Les comtés lorrains en 1250
Les comtés lorrains en 1250

     Pour nos quatre derniers sites nous abordons à nouveau une énigme posée par la Lorraine médiévale et symbolisée par la Colline Inspirée de Maurice Barrès. Ce point culminant des côtes de Moselle fut au moyen-age le siège d'un comté puissant, le Comté de Vaudémont (ci-contre) au cœur des possessions du duc de Lorraine à qui il devait hommage. En 1202 Simon II de Lorraine cède la souveraineté du comté à Thiébaut Ier de Bar. Hugues III de Vaudémont épouse Marguerite de Bar fille de Thiébaut avant 1231 ce qui resserre les liens entre les deux comtés. Leur fils Henri Ier de Vaudémont révèle sa bravoure en battant le duc de Lorraine Ferry III à Vaxoncourt. C'est à cette occasion qu'il fait connaissance avec Charles d'Anjou et l'accompagna avec son fils Renaud à la conquête de la Sicile. Or, en se reportant aux n° 7 et 8 de Provence, on voit que les habitudes angevines ne sont pas encore totalement perdues auprès des successeurs apanagistes des Plantagenêts. Mais il est plus logique d'affecter nos sites  à Henri II de Vaudémont (1255-1299) contemporain et vassal d'Henri III de bar (1259-1302) à qui nous avons affecté les sites du comté de Bar n°7 à o ci-dessus.

 

      Le comté de Vaudémont a pour capitale Vaudémont au centre du Saintois situé à l'extrémité opposée au sanctuaire sur la colline de Sion. Il reste le donjon ou tour de Brunehaut du château des comtes du X ou XIème siècle (ci-contre), le reste de la forteresse ayant été rasé par Richelieu lors de la Guerre de Trente Ans. La colline est sur la commune de Saxon-Sion dont l'étymologie ne peut nous laisser indifférents ! Il ne semble pas sérieux d'invoquer une origine mérovingienne pour un nom aussi précis (les Saxons s'appelaient alors Saisnes) par contre, il n'est pas impossible que le nom du village se soit transformé si celui-ci a hébergé quelques troupes anglo-saxonnes près du château comtal au XIIIème ou début du XIVème siècle comme les sites déjà étudiés.

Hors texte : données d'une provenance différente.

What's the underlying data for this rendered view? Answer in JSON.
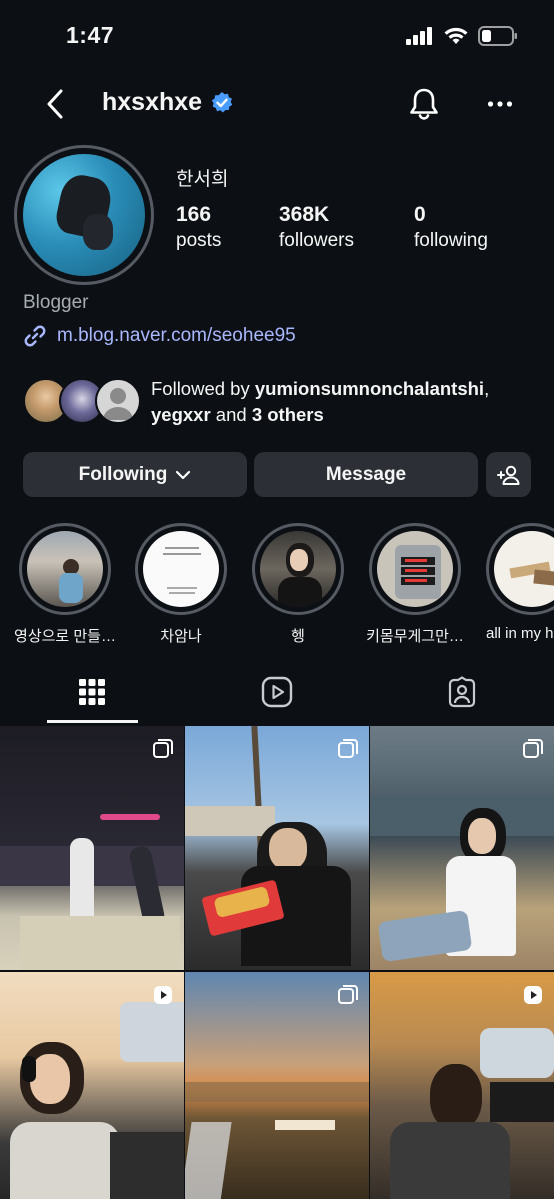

     - w - Soncourt, 54170 Crépey :

 

     Au nord-ouest de Sion près de Selaincourt, le site est une combe regardant vers la Moselle. De l'autre coté de la crête et des bois d'Allain et de Colombey on trouve les sites de la voie romaine Lyon - Trèves n°5 et 6.

     - x - La Haie des Saulniers, 54740 Vaudeville :

       Au nord est de Sion, le site serait bien placé s'il était au sommet de la colline pour surveiller la Moselle et notamment le vieux château des comtes de vaudémont à Bainville-aux-Miroirs (ci-contre). Saluons au passage une grande famille de Mayenne venue s'implanter tout près au château de Harouè, de sont issues deux branches :

     - y - Soncourt, 88170 Soncourt :

 

     A l'est de Sion le site est orienté vers Mirecourt au sud-est, c'est une combe en bord de plateau, il contrôle la route Sion-Toul qui passait par la valée de l'Aroffe. Le site de guet devait se trouver en haut de la colline de Moussemont à 416m. On trouve un oppidum à Gemonville et un palais de Dagobert Ier à Vicherey.

     - z - Le Saunier, 88270 Saint-Vallier :

     Châtel-sur-Moselle est l'un des plus grand château fort d'Europe avec 5 hectares et 22 tours. C'est le second pôle du comté de Vaudémont, après Sion, construit entre 1072 et 1100. Le site du Saunier pouvait surveiller à l'amont le cours de la Moselle jusqu'à la place forte des évêques de Metz à Epinal. si le Saunier n'est pas contemporain de l'édification du château, il peut l'être de son premier agrandissement entre 1220 et 1250 par Hugues II de Vaudémont (1188-1242) suite à un prêt du frère de sa belle-fille et son seigneur Henri II de Bar (1214-1239) donc surement un peu antérieurement aux autres sites du Bar-Vaudémont.